Joe Louis Arena Closes Its Doors In Style (Video)
On April 9, the Detroit Red Wings concluded their 38-year run at iconic Joe Louis Arena, when defeating the New Jersey Devils 4-1. Ironically, the franchise’s 38th and final season at “The Joe” marks the first time since 1991 that the team did not advance to the postseason. 2016-2017 was without question a year of turning the page for this classic original six organization.
Lance Martinez from My Detroit Sports was on hand for the historic final game and provides the below original video of Henrik Zetterberg, Frans Nielsen, Chris Chelios and Dylan Larkin interacting with fans, while entering the facility via a special VIP red carpet.
Appropriately, the red carpet began on Steve Yzerman Drive, a street named after the greatest Red Wing player of the Joe Louis Arena era.
Lance also sent along the photo in the upper right, which displays an on ice tribute to the celebrated hockey venue.
Next season, the Wings will relocate 1.5 miles north to the brand new Little Caesars Arena. The $732 million stadium will also serve as the home of the Pistons, who are making the 31-mile trek from suburban Auburn Hills, to the state-of-the-art complex, found just outside of downtown Detroit.
Located on the same plot of land as the Cobo Center (Detroit’s downtown convention center), along the shores of the Detroit River, the 20,000-seat Joe Louis Arena opened for business in 1979, at a cost of $57 million.
Since opening its doors, the venue has played host to six Stanley Cup Finals, with the Wings claiming victory in four of those events. All told, Detroit won 16 division titles (during its Joe Louis Arena tenure), with the team dressing 18 hall of fame players and one likely future HOFer in Pavel Datsyuk.

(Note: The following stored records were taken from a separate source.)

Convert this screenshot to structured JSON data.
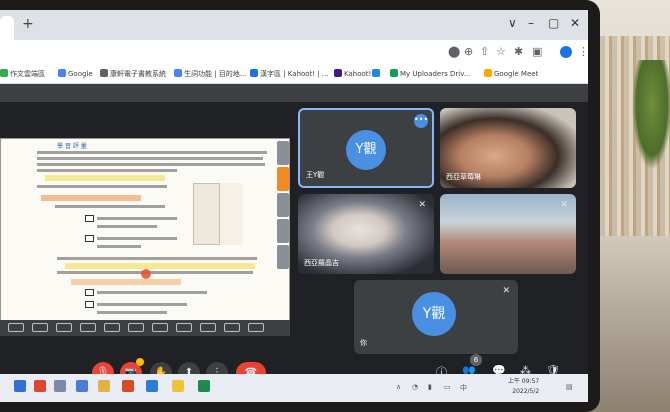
{
  "browser": {
    "new_tab": "+",
    "window_controls": [
      "∨",
      "–",
      "▢",
      "✕"
    ],
    "toolbar_icons": [
      "download-icon",
      "zoom-icon",
      "share-icon",
      "bookmark-star-icon",
      "extensions-icon",
      "sidebar-icon",
      "profile-icon"
    ],
    "menu": "⋮"
  },
  "bookmarks": [
    {
      "label": "作文雲端區",
      "color": "#34a853"
    },
    {
      "label": "Google",
      "color": "#4285f4"
    },
    {
      "label": "康軒電子書教系統",
      "color": "#5f6368"
    },
    {
      "label": "生詞功能 | 目的地...",
      "color": "#4285f4"
    },
    {
      "label": "漢字區 | Kahoot! | ...",
      "color": "#1a73e8"
    },
    {
      "label": "Kahoot!",
      "color": "#46178f"
    },
    {
      "label": "",
      "color": "#1e88e5"
    },
    {
      "label": "My Uploaders Driv...",
      "color": "#0f9d58"
    },
    {
      "label": "Google Meet",
      "color": "#f9ab00"
    }
  ],
  "presentation": {
    "worksheet_title": "學 習 評 量",
    "side_tabs": [
      "",
      "",
      "",
      "",
      ""
    ]
  },
  "participants": [
    {
      "name": "王Y觀",
      "initials": "Y觀",
      "tile": "t1"
    },
    {
      "name": "西亞草莓琳",
      "tile": "t2"
    },
    {
      "name": "西亞羅晶吉",
      "tile": "t3"
    },
    {
      "name": "",
      "tile": "t4"
    },
    {
      "name": "你",
      "initials": "Y觀",
      "tile": "t5"
    }
  ],
  "controls": {
    "mic": "🎙",
    "camera": "📷",
    "raise_hand": "✋",
    "present": "⬆",
    "more": "⋮",
    "end_call": "☎",
    "info": "ⓘ",
    "people": "👥",
    "people_count": "6",
    "chat": "💬",
    "activities": "⁂",
    "safety": "🛡"
  },
  "taskbar": {
    "time": "上午 09:57",
    "date": "2022/5/2"
  },
  "colors": {
    "accent": "#4a90e2",
    "end_call": "#ea4335",
    "meet_bg": "#202124"
  }
}
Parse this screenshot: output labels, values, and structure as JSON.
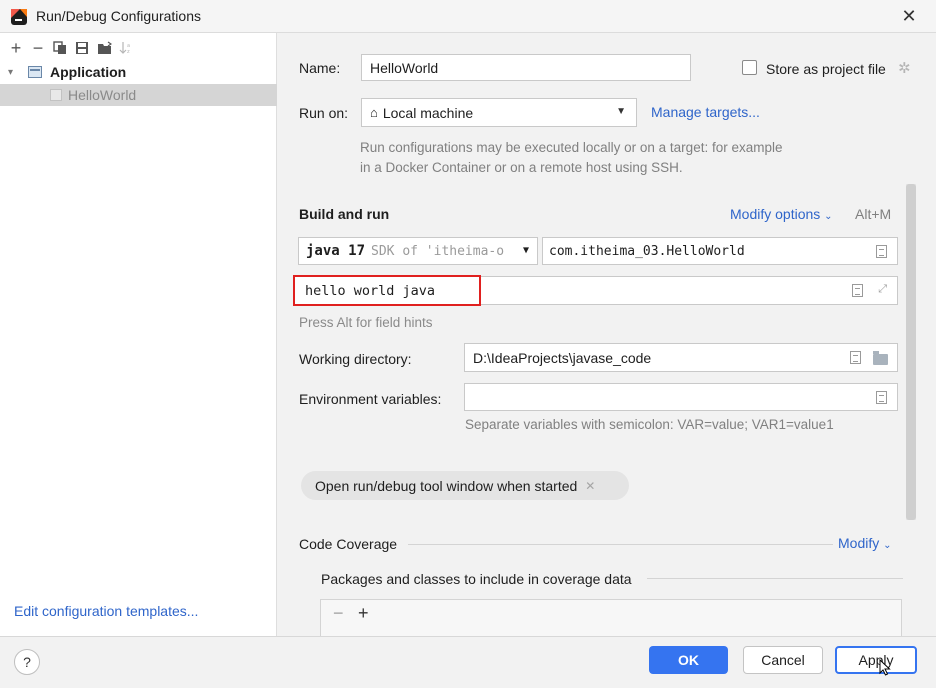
{
  "window": {
    "title": "Run/Debug Configurations",
    "close_glyph": "✕"
  },
  "left": {
    "toolbar": [
      {
        "name": "add-icon",
        "glyph": "+"
      },
      {
        "name": "remove-icon",
        "glyph": "−"
      },
      {
        "name": "copy-icon",
        "glyph": ""
      },
      {
        "name": "save-icon",
        "glyph": ""
      },
      {
        "name": "move-to-folder-icon",
        "glyph": ""
      },
      {
        "name": "sort-icon",
        "glyph": ""
      }
    ],
    "tree_app_label": "Application",
    "tree_item_label": "HelloWorld",
    "edit_templates": "Edit configuration templates..."
  },
  "form": {
    "name_label": "Name:",
    "name_value": "HelloWorld",
    "store_label": "Store as project file",
    "run_on_label": "Run on:",
    "run_on_value": "Local machine",
    "manage_targets": "Manage targets...",
    "run_on_hint": "Run configurations may be executed locally or on a target: for example in a Docker Container or on a remote host using SSH.",
    "build_title": "Build and run",
    "modify_options": "Modify options",
    "modify_shortcut": "Alt+M",
    "sdk_version": "java 17",
    "sdk_detail": "SDK of 'itheima-o",
    "main_class": "com.itheima_03.HelloWorld",
    "program_args": "hello world java",
    "field_hints": "Press Alt for field hints",
    "wd_label": "Working directory:",
    "wd_value": "D:\\IdeaProjects\\javase_code",
    "env_label": "Environment variables:",
    "env_value": "",
    "env_hint": "Separate variables with semicolon: VAR=value; VAR1=value1",
    "pill_label": "Open run/debug tool window when started",
    "coverage_title": "Code Coverage",
    "coverage_modify": "Modify",
    "packages_title": "Packages and classes to include in coverage data"
  },
  "buttons": {
    "help": "?",
    "ok": "OK",
    "cancel": "Cancel",
    "apply": "Apply"
  },
  "colors": {
    "accent": "#3574f0",
    "highlight": "#e0201f",
    "link": "#2f65ca"
  }
}
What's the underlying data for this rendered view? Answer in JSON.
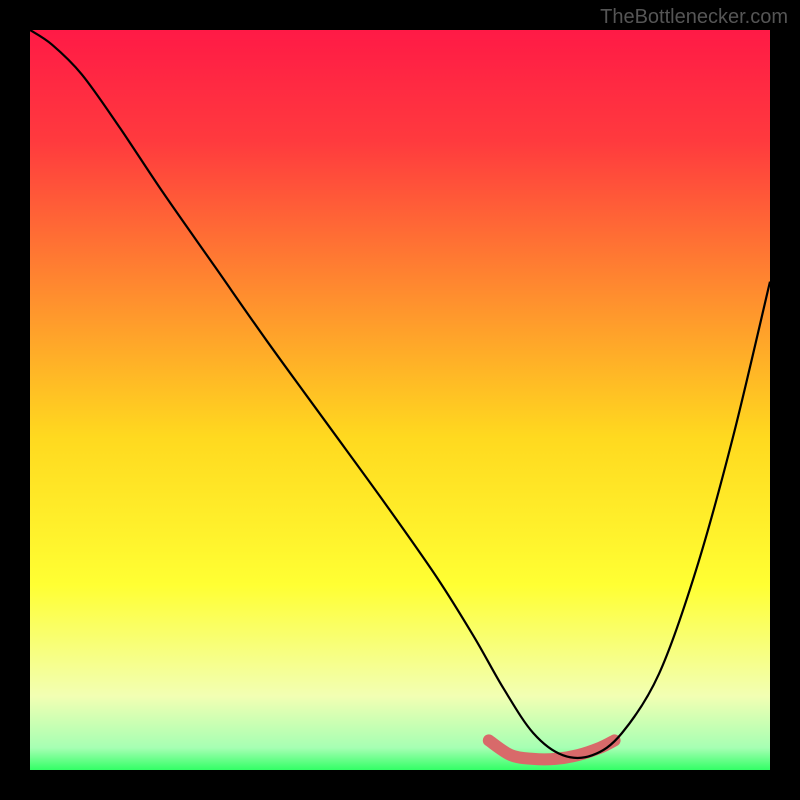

In addition, former head coach Scotty Bowman, recently deceased owner Mike Ilitch and longtime club executive Jim Devellano are members of the hockey hall of fame, thanks in large measure to their time spent in the venerable Motor City building.
Though Joe Louis Arena is only 38-year-old, it somehow was able to create a tradition and mystique much more inline with a venue perhaps twice its age.
Goodbye to one of the great sporting venues of the United States. Red Wings fans and the entire NHL are forever grateful for your 38 years of service to the game of hockey.